Les chroniques temporel du Rubis
Publié par Léonie Laude, le 30 mars 2026
Imaginez que votre ADN ne se contente pas de déterminer la couleur de vos yeux, mais aussi celle de votre position dans les siècles. Dans la saga Rouge Rubis de Kerstin Gier, Gwendolyn Shepherd découvre qu’elle possède le « gène » du voyage dans le temps. Elle est capable de sauter à travers les différentes époques. Vous aimeriez rencontrer la royauté du XVIIème siècle ? Pour Gwendolyn c'est chose courante.
Malgré une intrigue faites de bal d'époque et complot royaux, cette saga cache de nombreux concepts physiques fascinant et complexe.
- Le gène mutant des voyageurs
Dans l’œuvre, seuls certains individus possèdent le gène du voyage dans le temps leur permettant de voyager dans le passé. Le voyage dans le temps peut être interprété à travers le prisme de la relativité générale comme manifestation de courbes fermées de genre temps (CTC). Certaines géométries extrêmes de l’espace-temps permettent des trajectoires appelées CTC. En les suivant, un voyageur avancerait toujours vers son futur local, tout en revenant inexorablement à un point antérieur de son existence. C'est comme si l’univers pliait le temps sur lui-même. Ces boucles temporelles, permises par les équations d’Einstein, reste factices dans notre monde à nous. En physique théorique, ces courbes permettraient de revenir à un événement passé.

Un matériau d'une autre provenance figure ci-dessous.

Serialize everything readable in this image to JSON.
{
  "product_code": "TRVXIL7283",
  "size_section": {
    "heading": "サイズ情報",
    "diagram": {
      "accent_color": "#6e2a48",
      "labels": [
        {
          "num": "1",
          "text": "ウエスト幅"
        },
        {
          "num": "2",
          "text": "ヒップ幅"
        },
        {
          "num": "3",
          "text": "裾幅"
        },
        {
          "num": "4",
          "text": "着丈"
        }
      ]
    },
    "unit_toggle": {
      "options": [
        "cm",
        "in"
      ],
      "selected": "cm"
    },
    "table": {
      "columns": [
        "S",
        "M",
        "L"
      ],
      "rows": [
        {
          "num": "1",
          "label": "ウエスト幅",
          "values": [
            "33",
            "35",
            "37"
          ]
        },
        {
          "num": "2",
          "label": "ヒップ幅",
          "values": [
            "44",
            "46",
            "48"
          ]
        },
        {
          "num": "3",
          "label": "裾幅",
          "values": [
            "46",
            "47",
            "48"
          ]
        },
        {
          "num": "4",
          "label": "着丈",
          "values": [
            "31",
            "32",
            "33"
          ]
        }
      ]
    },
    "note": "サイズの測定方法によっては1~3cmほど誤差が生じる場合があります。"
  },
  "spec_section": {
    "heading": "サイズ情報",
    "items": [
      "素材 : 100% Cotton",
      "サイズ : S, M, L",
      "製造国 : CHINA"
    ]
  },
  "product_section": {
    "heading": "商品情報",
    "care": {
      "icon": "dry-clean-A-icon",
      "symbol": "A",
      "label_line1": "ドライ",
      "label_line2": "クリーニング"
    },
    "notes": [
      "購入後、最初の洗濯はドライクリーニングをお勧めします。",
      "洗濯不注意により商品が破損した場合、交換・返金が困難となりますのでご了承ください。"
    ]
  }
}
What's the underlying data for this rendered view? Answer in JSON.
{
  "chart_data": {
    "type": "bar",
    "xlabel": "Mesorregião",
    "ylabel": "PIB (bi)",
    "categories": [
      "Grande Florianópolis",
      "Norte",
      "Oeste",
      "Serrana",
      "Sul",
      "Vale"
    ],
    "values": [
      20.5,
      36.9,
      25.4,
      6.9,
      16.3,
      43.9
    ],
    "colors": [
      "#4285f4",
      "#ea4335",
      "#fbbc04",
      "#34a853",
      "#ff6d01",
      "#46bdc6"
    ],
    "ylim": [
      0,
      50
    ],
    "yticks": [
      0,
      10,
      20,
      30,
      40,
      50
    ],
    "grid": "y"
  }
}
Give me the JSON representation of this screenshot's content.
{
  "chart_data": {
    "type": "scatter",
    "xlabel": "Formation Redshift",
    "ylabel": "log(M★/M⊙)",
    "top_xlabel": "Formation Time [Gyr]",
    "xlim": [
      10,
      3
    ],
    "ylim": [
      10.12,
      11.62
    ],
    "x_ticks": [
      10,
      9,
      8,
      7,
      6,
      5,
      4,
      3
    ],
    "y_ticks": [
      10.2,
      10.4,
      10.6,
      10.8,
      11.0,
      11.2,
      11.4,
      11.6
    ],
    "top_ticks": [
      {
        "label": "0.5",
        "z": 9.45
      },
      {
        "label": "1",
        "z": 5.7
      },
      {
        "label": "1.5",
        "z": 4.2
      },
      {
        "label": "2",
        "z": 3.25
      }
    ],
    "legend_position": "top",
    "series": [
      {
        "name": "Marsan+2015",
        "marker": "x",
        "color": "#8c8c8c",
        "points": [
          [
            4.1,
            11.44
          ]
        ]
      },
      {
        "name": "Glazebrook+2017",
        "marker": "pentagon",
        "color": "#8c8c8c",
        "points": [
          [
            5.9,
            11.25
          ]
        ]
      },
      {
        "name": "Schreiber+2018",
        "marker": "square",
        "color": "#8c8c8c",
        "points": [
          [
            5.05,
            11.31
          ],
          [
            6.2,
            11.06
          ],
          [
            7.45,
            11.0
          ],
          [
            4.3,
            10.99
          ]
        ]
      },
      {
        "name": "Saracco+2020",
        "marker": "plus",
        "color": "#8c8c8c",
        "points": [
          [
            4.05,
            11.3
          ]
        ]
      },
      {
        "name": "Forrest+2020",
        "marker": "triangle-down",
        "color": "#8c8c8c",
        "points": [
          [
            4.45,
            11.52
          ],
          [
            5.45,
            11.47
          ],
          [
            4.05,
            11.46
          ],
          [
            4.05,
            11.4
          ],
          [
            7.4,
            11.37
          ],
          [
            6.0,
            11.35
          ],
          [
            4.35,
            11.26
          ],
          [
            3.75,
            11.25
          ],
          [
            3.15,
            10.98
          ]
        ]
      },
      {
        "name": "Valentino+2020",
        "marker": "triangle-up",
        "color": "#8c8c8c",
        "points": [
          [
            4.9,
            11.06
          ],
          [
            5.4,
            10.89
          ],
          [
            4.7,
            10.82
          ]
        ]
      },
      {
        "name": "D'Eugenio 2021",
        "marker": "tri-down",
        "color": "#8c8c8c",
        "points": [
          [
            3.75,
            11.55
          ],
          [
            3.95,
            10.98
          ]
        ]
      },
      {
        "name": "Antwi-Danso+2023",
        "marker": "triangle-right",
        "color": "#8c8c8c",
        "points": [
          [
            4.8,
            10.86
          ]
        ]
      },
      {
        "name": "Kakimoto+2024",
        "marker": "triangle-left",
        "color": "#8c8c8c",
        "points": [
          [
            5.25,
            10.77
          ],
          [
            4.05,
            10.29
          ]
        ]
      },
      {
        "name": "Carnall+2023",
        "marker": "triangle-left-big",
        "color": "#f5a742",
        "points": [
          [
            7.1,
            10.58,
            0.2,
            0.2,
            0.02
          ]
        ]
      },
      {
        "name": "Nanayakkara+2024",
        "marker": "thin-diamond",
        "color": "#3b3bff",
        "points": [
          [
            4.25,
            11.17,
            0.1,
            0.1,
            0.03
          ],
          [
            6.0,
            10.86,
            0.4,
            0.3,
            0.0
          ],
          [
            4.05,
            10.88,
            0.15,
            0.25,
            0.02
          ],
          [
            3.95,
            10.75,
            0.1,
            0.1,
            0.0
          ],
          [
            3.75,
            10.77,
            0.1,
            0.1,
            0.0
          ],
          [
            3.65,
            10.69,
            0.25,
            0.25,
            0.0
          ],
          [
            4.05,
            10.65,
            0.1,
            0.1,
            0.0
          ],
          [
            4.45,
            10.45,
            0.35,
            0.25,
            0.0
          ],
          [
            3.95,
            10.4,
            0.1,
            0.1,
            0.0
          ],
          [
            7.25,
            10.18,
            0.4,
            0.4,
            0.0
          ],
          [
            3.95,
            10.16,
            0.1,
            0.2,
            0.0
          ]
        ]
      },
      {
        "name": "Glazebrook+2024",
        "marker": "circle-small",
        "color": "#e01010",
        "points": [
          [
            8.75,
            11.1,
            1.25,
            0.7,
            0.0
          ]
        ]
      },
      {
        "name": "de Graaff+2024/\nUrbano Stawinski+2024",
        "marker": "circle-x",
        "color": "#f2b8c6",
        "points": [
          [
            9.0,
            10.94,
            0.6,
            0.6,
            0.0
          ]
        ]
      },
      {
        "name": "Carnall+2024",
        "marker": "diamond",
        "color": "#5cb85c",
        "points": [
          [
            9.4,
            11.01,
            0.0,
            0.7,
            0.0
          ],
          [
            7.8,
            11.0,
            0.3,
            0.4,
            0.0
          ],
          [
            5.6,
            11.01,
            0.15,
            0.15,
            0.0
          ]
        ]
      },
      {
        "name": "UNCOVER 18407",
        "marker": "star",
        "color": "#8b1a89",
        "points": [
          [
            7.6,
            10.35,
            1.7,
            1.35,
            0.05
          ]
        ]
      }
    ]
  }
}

Mais dans la saga, le voyage dans le temps est héréditaire. Si Gwendolyn peut "glisser" dans le passé, c'est comme si son corps était capable de naviguer sur une Courbe Fermée de Genre Temps (CTC). Mais là où la science peine à trouver l’énergie nécessaire pour courber l’univers, la fiction utilise le sang et la génétique comme moteur de propulsion.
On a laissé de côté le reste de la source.